Rise (Rock God 1) - Page 34

“He said he’s almost here. Gia’s shooting him.” His voice cracks like a goddamn teenager mentioning Gia.

Which makes my head pound. He wants her, but I can’t even get pissed since she seems to have enchanted everyone. Well, besides Rafe.

In the last week and a half, she’s befriended my crew. Christ, I don’t even know all their names.

But she does.

Taking a drag of my cigarette, I exhale and grind out, “You finish up for me, man.” I jump off the stage and walk through the huge arena toward the doors, ignoring the numerous people calling my name.

“I need to take care of something,” I yell over my shoulder.

GIA

Past – Eighteen Years old

Minneapolis, Minnesota

“You sure you don’t want to come in?” Ammo inhales and hands me his joint. I wave it off as he exhales.

“Stop asking. The answer is still no.”

He grins and opens the door that leads to the arena. “Come on, bring that camera, catch the magic.” he winks.

“God, Ammo.” I laugh, shaking my head. “I’ll just wait out here or we can finish the shoot tomorrow.”

“Nah.” He rolls his neck. “I’m feeling good today.”

God, I wish he had said tomorrow, but whatever. Maybe I’ll try to take a quick nap. As usual, I’m tired. Partying all night and getting up two hours later to shoot the band is killing me.

Which sucks.

I’m young. I should be having the time of my life. I’m traveling with the Stuffed Muffins. Staying in luxury hotels, with chauffeurs, bodyguards, and people who will do anything just because.

And I’m not enjoying it. No matter what kind of happy face I try to put on, or how glamourous this world is, I came here to be with Rhys, not be uncomfortable, insecure, and exhausted.

Nothing has turned out like I planned. After that day when he came to my room, I’ve barely seen him. And if I do, he’s surrounded by groupies or Rafe. Not sure whom I hate more. That’s a lie—I hate the groupies. Rafe’s just an asshole, but at least he’s honest about it. The fucking groupies, on the other hand, are nothing but gold diggers trying to steal my man and my life.

Even Ammo is growing on me. He’s arrogant, but I like that. He’s also fun and extremely talented. God, if only I could turn off my feelings for Rhys and switch them to Ammo. So much easier, besides my brother killing him and all that.

I bite my bottom lip, my heart racing as I watch a couple of skanks throw me a dirty look, then laugh as they open the doors. I hear Nuke’s drum solo and a bunch of yelling.

Fucking groupies or “models.” I snort. That’s what they call themselves since they post themselves on Instagram. I roll my eyes and concentrate my thoughts on the shoot I had this morning with Ammo and my masterpiece.

Sex, Drugs, and Rock & Roll. That’s what I’m calling my book. Gone is the idea of selling it to Rolling Stone.

The photographs I’ve taken deserve to be in a book. My only problem is getting Rafe to agree. I might be forced to call in my brother on this one, but I’ll wait until I have it ready. I bite my bottom lip to stop smiling at the visual of Axel, Blade, and Ryder making Rafe an offer he can’t refuse.

It’s too fantastic really. I grab the elastic from my wrist and twist my hair back into a low bun. Sliding down the concrete wall, I sit on the floor and pull my coat tight around my neck. It’s not freezing in the concourse, but it’s not warm either.

Cynthia, the band’s personal stylist, dropped by my room last night with this fabulous black three-quarter-length Sherpa coat. I’m assuming it was from Nuke, since he was horrified when I pulled on my designer jacket before we landed in Minnesota.

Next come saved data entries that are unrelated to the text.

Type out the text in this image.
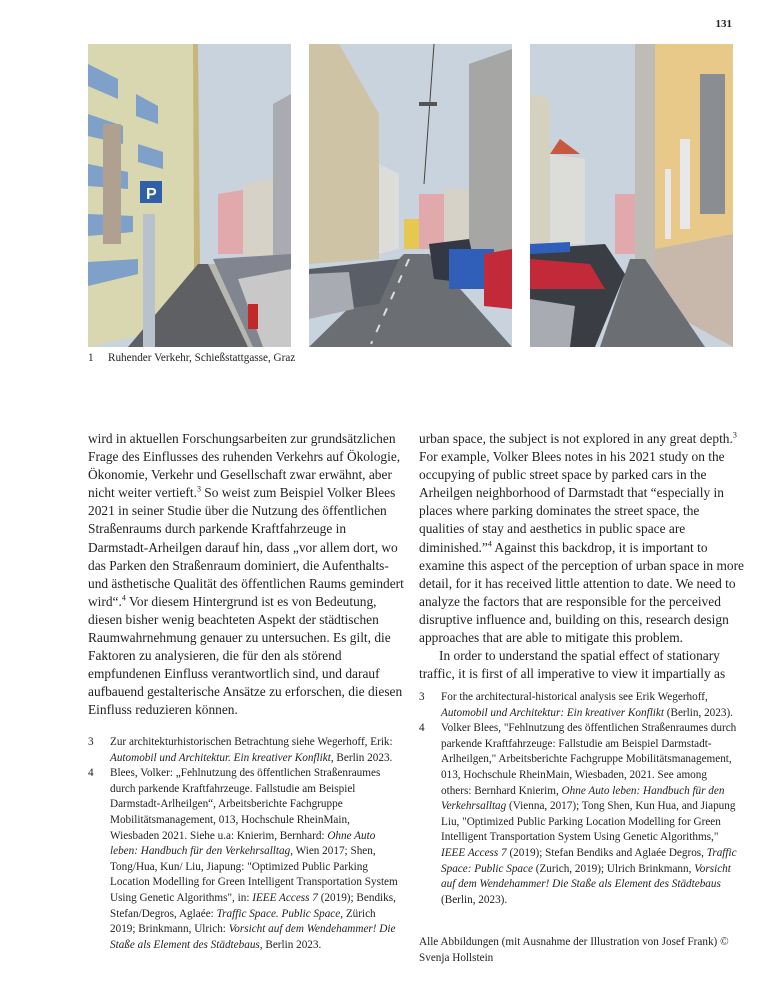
131
P
1 Ruhender Verkehr, Schießstattgasse, Graz

wird in aktuellen Forschungsarbeiten zur grundsätzlichen Frage des Einflusses des ruhenden Verkehrs auf Ökologie, Ökonomie, Verkehr und Gesellschaft zwar erwähnt, aber nicht weiter vertieft.$^3$ So weist zum Beispiel Volker Blees 2021 in seiner Studie über die Nutzung des öffentlichen Straßenraums durch parkende Kraftfahrzeuge in Darmstadt-Arheilgen darauf hin, dass „vor allem dort, wo das Parken den Straßenraum dominiert, die Aufenthalts- und ästhetische Qualität des öffentlichen Raums gemindert wird“.$^4$ Vor diesem Hintergrund ist es von Bedeutung, diesen bisher wenig beachteten Aspekt der städtischen Raumwahrnehmung genauer zu untersuchen. Es gilt, die Faktoren zu analysieren, die für den als störend empfundenen Einfluss verantwortlich sind, und darauf aufbauend gestalterische Ansätze zu erforschen, die diesen Einfluss reduzieren können.

urban space, the subject is not explored in any great depth.$^3$ For example, Volker Blees notes in his 2021 study on the occupying of public street space by parked cars in the Arheilgen neighborhood of Darmstadt that “especially in places where parking dominates the street space, the qualities of stay and aesthetics in public space are diminished.”$^4$ Against this backdrop, it is important to examine this aspect of the perception of urban space in more detail, for it has received little attention to date. We need to analyze the factors that are responsible for the perceived disruptive influence and, building on this, research design approaches that are able to mitigate this problem.

In order to understand the spatial effect of stationary traffic, it is first of all imperative to view it impartially as

3 Zur architekturhistorischen Betrachtung siehe Wegerhoff, Erik: Automobil und Architektur. Ein kreativer Konflikt, Berlin 2023.
4 Blees, Volker: „Fehlnutzung des öffentlichen Straßenraumes durch parkende Kraftfahrzeuge. Fallstudie am Beispiel Darmstadt-Arlheilgen“, Arbeitsberichte Fachgruppe Mobilitätsmanagement, 013, Hochschule RheinMain, Wiesbaden 2021. Siehe u.a: Knierim, Bernhard: Ohne Auto leben: Handbuch für den Verkehrsalltag, Wien 2017; Shen, Tong/Hua, Kun/ Liu, Jiapung: "Optimized Public Parking Location Modelling for Green Intelligent Transportation System Using Genetic Algorithms", in: IEEE Access 7 (2019); Bendiks, Stefan/Degros, Aglaée: Traffic Space. Public Space, Zürich 2019; Brinkmann, Ulrich: Vorsicht auf dem Wendehammer! Die Staße als Element des Städtebaus, Berlin 2023.
3 For the architectural-historical analysis see Erik Wegerhoff, Automobil und Architektur: Ein kreativer Konflikt (Berlin, 2023).
4 Volker Blees, "Fehlnutzung des öffentlichen Straßenraumes durch parkende Kraftfahrzeuge: Fallstudie am Beispiel Darmstadt-Arlheilgen," Arbeitsberichte Fachgruppe Mobilitätsmanagement, 013, Hochschule RheinMain, Wiesbaden, 2021. See among others: Bernhard Knierim, Ohne Auto leben: Handbuch für den Verkehrsalltag (Vienna, 2017); Tong Shen, Kun Hua, and Jiapung Liu, "Optimized Public Parking Location Modelling for Green Intelligent Transportation System Using Genetic Algorithms," IEEE Access 7 (2019); Stefan Bendiks and Aglaée Degros, Traffic Space: Public Space (Zurich, 2019); Ulrich Brinkmann, Vorsicht auf dem Wendehammer! Die Staße als Element des Städtebaus (Berlin, 2023).
Alle Abbildungen (mit Ausnahme der Illustration von Josef Frank) © Svenja Hollstein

In my defense, I was born and raised in Southern California and have never experienced this kind of cold weather.

I should blow off Ammo, grab my bag, and go back to the hotel to sleep for a couple of hours before the concert tonight.

Or be brave and go inside to take pictures of the sound check. But the thought of seeing Rhys—and hearing him sing—makes my heart hurt.

Who am I kidding? I’ve parked myself outside the arena doors in hopes of seeing him.

Sighing, I let my head rest on the cool wall, my mind going a mile a minute. I’ve taken so many pictures that when I close my eyes, my brain still thinks I’m photographing. I’ve shot the crew, stadiums, fans.

Yesterday I got the band coming off their jet. It was like vintage rock ‘n’ roll. As if I stepped back into time and was photographing The Doors or The Beatles.

I captured everything that is purely the Stuffed Muffins: their charisma, the hysteria of the fans, and the wild energy that follows them with every step they take. It’s what I love about being a photographer. No one can lie to the camera—it sees all.